1ª Frente: Ultrassom morfológico para 100% das gestantes
Embora seja fundamental, a ultrassonografia morfológica não faz parte da tabela de procedimentos padrão do Ministério da Saúde. Para corrigir essa lacuna e garantir que o exame chegue a 100% das gestantes da rede pública estadual, o Paraná investirá cerca de R$ 15 milhões em recursos próprios anualmente.
Realizado preferencialmente entre a 20ª e a 24ª semana de gestação, o exame funciona como um check-up minucioso do feto. Ele permite a avaliação anatômica detalhada da formação de órgãos vitais (como coração, cérebro e rins), além de monitorar a posição e a circulação sanguínea na placenta, prevenindo complicações para a mãe.
Cirurgias intrauterinas e parcerias: O grande objetivo da Sesa é reduzir a mortalidade materna e infantil. Ao identificar malformações de forma precoce, a gestante é rapidamente encaminhada para tratamentos de alta complexidade.
- Cirurgias Fetais: O Estado já custeia procedimentos cirúrgicos ainda dentro do útero (como correção de mielomeningocele) no Hospital de Clínicas (CHC/UFPR), com repasse anual de R$ 864 mil.
- Bate-Bate Coração: Com aporte de R$ 3 milhões, a Sesa atua em parceria com o Hospital Pequeno Príncipe para diagnosticar e antecipar a assistência a bebês com cardiopatias congênitas via telemedicina.
2ª Frente: Salto no diagnóstico neonatal
Após o nascimento, o cuidado continua com a estruturação da Triagem Neonatal. A Sesa confirmou um investimento de R$ 67,3 milhões (distribuídos ao longo de quatro anos) para incluir, de forma escalonada, o rastreio de até 51 doenças detectadas pelo Teste do Pezinho. Atualmente, apenas sete doenças são contempladas.
A medida entra em vigor ainda no primeiro semestre deste ano, em parceria com a Fundação Ecumênica de Proteção ao Excepcional (Fepe), laboratório de referência no Estado. Essa ampliação atende às diretrizes da Lei Federal nº 14.154/2021 e permitirá o início imediato de tratamentos para dezenas de síndromes metabólicas e genéticas que, se não tratadas cedo, podem causar deficiências intelectuais severas ou levar a óbito.

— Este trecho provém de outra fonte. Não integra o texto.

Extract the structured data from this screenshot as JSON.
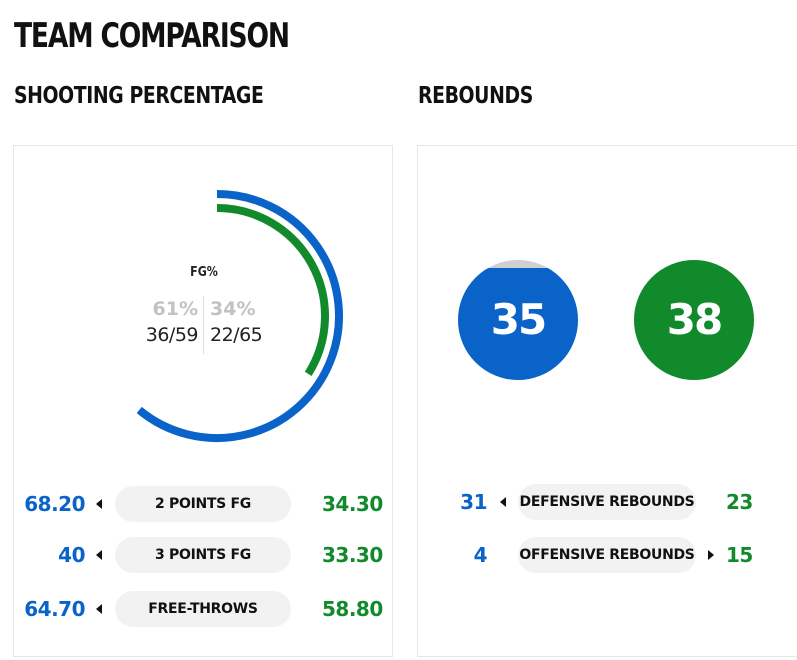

Raio-X do monitoramento pioneiro: O Paraná possui um Sistema de Triagem Neonatal pioneiro no Brasil que acompanha os exames em tempo real. A demanda pelo serviço na rede pública cresce ano a ano:
- 2023: 91.471 exames.
- 2024: 92.820 exames.
- 2025: 94.943 exames.
- 2026 (Parcial): 20.613 exames já realizados.
Além do Pezinho, a rede pública garante a integralidade do cuidado com os testes do Olhinho, da Orelhinha e do Coraçãozinho nos primeiros dias de vida.
Liderança nacional no Pré-Natal
Os novos investimentos consolidam o protagonismo do Paraná na Atenção Primária à Saúde. A integração desses exames complementa um cenário já positivo: pelo sexto ano consecutivo, o Estado lidera o ranking nacional de gestantes que realizam sete ou mais consultas de pré-natal, garantindo um acompanhamento seguro do planejamento familiar ao puerpério.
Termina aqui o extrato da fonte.